Читаем РоковаЯ ошибка полностью

Выпили еще пару раз. Разговоры за столом не смолкали ни на минуту, временами перемежаясь громкими взрывами хохота. Северцев предложил сфотографироваться всем вместе. Дружно вышли из ресторана. Толпой выстроились на дороге, мешая движению. Настя почувствовала чужую руку на плече. Прежде, чем сбросить, повернула голову. Саша стоял рядом и грустно глядел на нее. Его губы тихо прошептали:

— Я все эти годы не могу сбросить с души груз вины. Может, хоть теперь, ты меня выслушаешь и простишь!

Она слегка дотронулась до его руки:

— Хорошо. Мы поговорим.

Вернувшись в ресторан, лихо опрокинула рюмку вина, так как и у самой на сердце была буря из боли и чувств. Николаев не отходил от нее ни на шаг. Настя чувствовала, что пьянеет все больше, но останавливаться не хотелось. Саша сидел рядом и молчал, а ей было так хорошо сейчас. Изредка она бросала на него короткие взгляды, пытаясь понять, каким он стал. Когда соседи ушли танцевать, спросила:

— Что произошло тогда, Саша? Когда я болела, ты писал такие ласковые письма! Поддерживал на расстоянии, а когда вернулась, ты дружил с Ленкой Комковой и на меня даже внимания не обратил. Словно не было тех писем в течение года. Ни в одном письме ты не упомянул о Ленке. Знаешь, какой шок я испытала тогда, на выпускном? Неужели ты испугался моей болезни, но ведь меня вылечили.

Он глядел на нее:

— Не знаю, как объяснить… Я и сейчас этого не понимаю. Словно туман какой–то налетел. Ты, наверное, слышала, что в Афгане я получил тяжелую травму? Ленка меня сразу бросила и писать перестала, как только узнала, что я в госпитале и у меня задет позвоночник. Я хотел тебе написать, но мне было стыдно. И когда встал на ноги через два года — несколько раз принимался за письмо и не решился его отправить…

Разговор оказался тяжелее, чем она предполагала. Он замолчал, собираясь с мыслями. Женщина видела, как ему тяжело, взяла за руку:

— Пойдем, потанцуем…

Он шел рядом и молчал. Она чувствовала, как подрагивают его пальцы в ее ладони. Подошли к танцующим парочкам. Настя нерешительно положила свои ладони ему на грудь, а когда он обнял ее в танце, тихо сказала прямо в ухо:

— Какой же ты дурачок! Да и я тоже не лучше. Когда тебя тетя Нина домой привезла, я хотела прийти и предложить взять меня в жены, но это было не по правилам. Я боялась, что ты снова оттолкнешь и не решилась…

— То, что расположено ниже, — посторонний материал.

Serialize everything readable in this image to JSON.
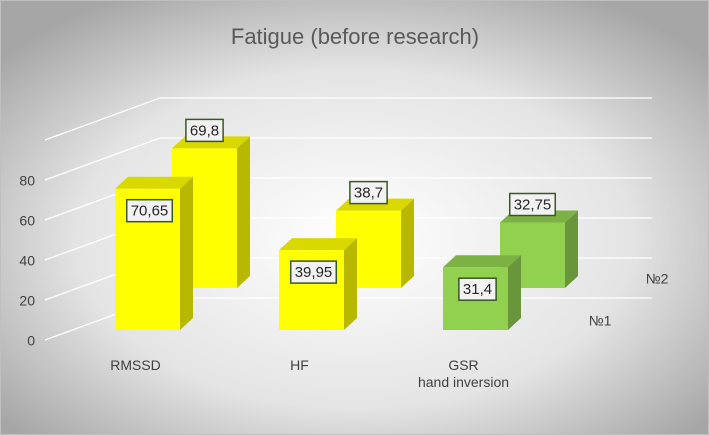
{
  "chart_data": {
    "type": "bar3d",
    "title": "Fatigue (before research)",
    "categories": [
      "RMSSD",
      "HF",
      "GSR\nhand inversion"
    ],
    "series": [
      {
        "name": "№1",
        "colors": [
          "#ffff00",
          "#ffff00",
          "#92d050"
        ],
        "values": [
          70.65,
          39.95,
          31.4
        ],
        "value_labels": [
          "70,65",
          "39,95",
          "31,4"
        ]
      },
      {
        "name": "№2",
        "colors": [
          "#ffff00",
          "#ffff00",
          "#92d050"
        ],
        "values": [
          69.8,
          38.7,
          32.75
        ],
        "value_labels": [
          "69,8",
          "38,7",
          "32,75"
        ]
      }
    ],
    "ylim": [
      0,
      100
    ],
    "yticks": [
      0,
      20,
      40,
      60,
      80
    ],
    "grid": true
  }
}
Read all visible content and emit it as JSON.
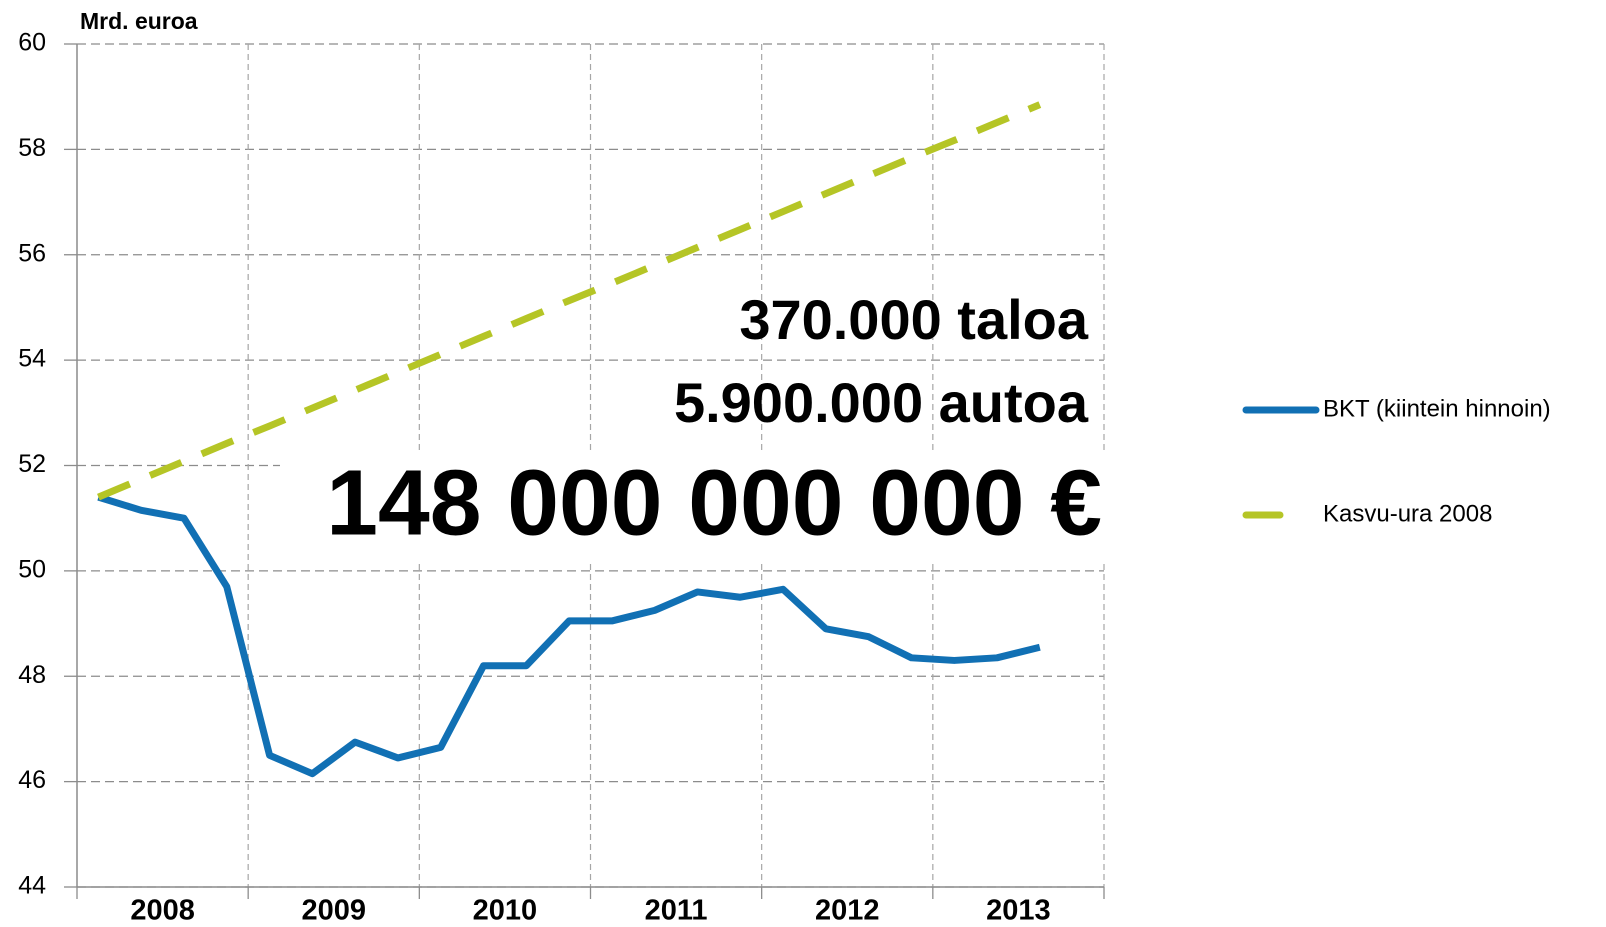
{
  "chart_data": {
    "type": "line",
    "y_axis_label": "Mrd. euroa",
    "categories": [
      "2008",
      "2009",
      "2010",
      "2011",
      "2012",
      "2013"
    ],
    "x": [
      2008.125,
      2008.375,
      2008.625,
      2008.875,
      2009.125,
      2009.375,
      2009.625,
      2009.875,
      2010.125,
      2010.375,
      2010.625,
      2010.875,
      2011.125,
      2011.375,
      2011.625,
      2011.875,
      2012.125,
      2012.375,
      2012.625,
      2012.875,
      2013.125,
      2013.375,
      2013.625
    ],
    "xlim": [
      2008,
      2014
    ],
    "xticks": [
      2008,
      2009,
      2010,
      2011,
      2012,
      2013,
      2014
    ],
    "ylim": [
      44,
      60
    ],
    "yticks": [
      44,
      46,
      48,
      50,
      52,
      54,
      56,
      58,
      60
    ],
    "grid": true,
    "series": [
      {
        "name": "BKT (kiintein hinnoin)",
        "color": "#1170b4",
        "dash": false,
        "values": [
          51.4,
          51.15,
          51.0,
          49.7,
          46.5,
          46.15,
          46.75,
          46.45,
          46.65,
          48.2,
          48.2,
          49.05,
          49.05,
          49.25,
          49.6,
          49.5,
          49.65,
          48.9,
          48.75,
          48.35,
          48.3,
          48.35,
          48.55
        ]
      },
      {
        "name": "Kasvu-ura 2008",
        "color": "#b5c526",
        "dash": true,
        "values": [
          51.4,
          51.74,
          52.08,
          52.42,
          52.75,
          53.09,
          53.43,
          53.77,
          54.11,
          54.45,
          54.79,
          55.13,
          55.46,
          55.8,
          56.14,
          56.48,
          56.82,
          57.16,
          57.5,
          57.84,
          58.17,
          58.51,
          58.85
        ]
      }
    ],
    "legend": "right",
    "annotations": [
      "370.000 taloa",
      "5.900.000 autoa",
      "148 000 000 000 €"
    ]
  }
}
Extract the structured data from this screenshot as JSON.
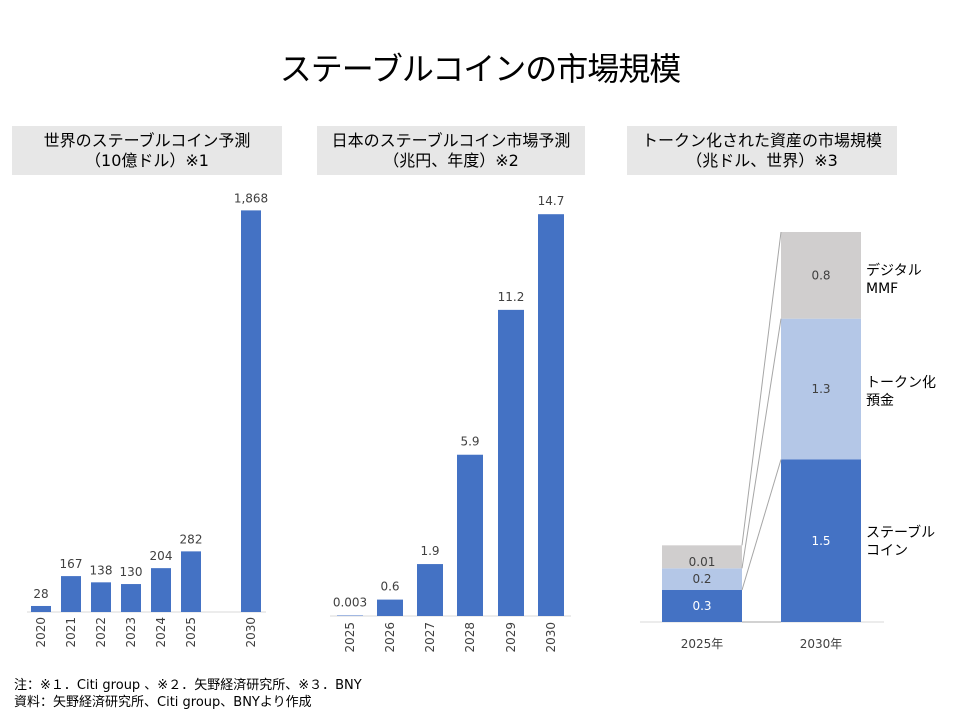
{
  "title": "ステーブルコインの市場規模",
  "panels": [
    {
      "header_line1": "世界のステーブルコイン予測",
      "header_line2": "（10億ドル）※1"
    },
    {
      "header_line1": "日本のステーブルコイン市場予測",
      "header_line2": "（兆円、年度）※2"
    },
    {
      "header_line1": "トークン化された資産の市場規模",
      "header_line2": "（兆ドル、世界）※3"
    }
  ],
  "notes": {
    "line1": "注：※１．Citi group 、※２．矢野経済研究所、※３．BNY",
    "line2": "資料：矢野経済研究所、Citi group、BNYより作成"
  },
  "colors": {
    "blue": "#4472c4",
    "light_blue": "#b4c7e7",
    "gray": "#d0cece"
  },
  "chart_data": [
    {
      "type": "bar",
      "categories": [
        "2020",
        "2021",
        "2022",
        "2023",
        "2024",
        "2025",
        "2030"
      ],
      "values": [
        28,
        167,
        138,
        130,
        204,
        282,
        1868
      ],
      "value_labels": [
        "28",
        "167",
        "138",
        "130",
        "204",
        "282",
        "1,868"
      ],
      "title": "世界のステーブルコイン予測（10億ドル）※1",
      "ylim": [
        0,
        2000
      ]
    },
    {
      "type": "bar",
      "categories": [
        "2025",
        "2026",
        "2027",
        "2028",
        "2029",
        "2030"
      ],
      "values": [
        0.003,
        0.6,
        1.9,
        5.9,
        11.2,
        14.7
      ],
      "value_labels": [
        "0.003",
        "0.6",
        "1.9",
        "5.9",
        "11.2",
        "14.7"
      ],
      "title": "日本のステーブルコイン市場予測（兆円、年度）※2",
      "ylim": [
        0,
        15
      ]
    },
    {
      "type": "bar",
      "stacked": true,
      "categories": [
        "2025年",
        "2030年"
      ],
      "series": [
        {
          "name": "ステーブルコイン",
          "values": [
            0.3,
            1.5
          ],
          "labels": [
            "0.3",
            "1.5"
          ],
          "color": "#4472c4"
        },
        {
          "name": "トークン化預金",
          "values": [
            0.2,
            1.3
          ],
          "labels": [
            "0.2",
            "1.3"
          ],
          "color": "#b4c7e7"
        },
        {
          "name": "デジタルMMF",
          "values": [
            0.01,
            0.8
          ],
          "labels": [
            "0.01",
            "0.8"
          ],
          "color": "#d0cece"
        }
      ],
      "legend_labels": [
        {
          "lines": [
            "デジタル",
            "MMF"
          ]
        },
        {
          "lines": [
            "トークン化",
            "預金"
          ]
        },
        {
          "lines": [
            "ステーブル",
            "コイン"
          ]
        }
      ],
      "legend": "right",
      "title": "トークン化された資産の市場規模（兆ドル、世界）※3",
      "ylim": [
        0,
        3.6
      ]
    }
  ]
}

Его руки при последних словах притиснули ее вплотную. Мужчина несколько раз как–то странно дернулся. Настя подняла глаза — Николаев плакал. Она предложила:

— Давай выйдем?

Все так же держа его за руку, протискивалась сквозь галдящую, смеющуюся толпу к выходу. На площадке лестничного пролета остановились. Настя оглянулась, вокруг никого не было. Подняла руку и стерла слезы с его щек. Отвернулась к окну. Долго глядела на улицу. Оба молчали. Наконец она повернулась и тихо сказала:

— Мы оба сделали ошибку. Если только это тебя угнетает, знай — я давно тебя простила. Мне было больно, но я поняла, что жизнь и такой бывает.

Саша закурил, предложил сигарету ей:

— Ты куришь?

Она отрицательно покачала головой. Присела на подоконник и спросила:

— Чем ты занимаешься, если не секрет?

— Инженер–связист. А ты?

— Помощник оператора на киностудии.

Николаев удивился:

— Ничего себе! Не ожидал! — Задумчиво потушил сигарету и спросил: — Я могу тебя сегодня проводить?

Настя улыбнулась:

— Можешь, если хочешь! А сейчас пошли танцевать, чтобы не вызывать не нужного интереса.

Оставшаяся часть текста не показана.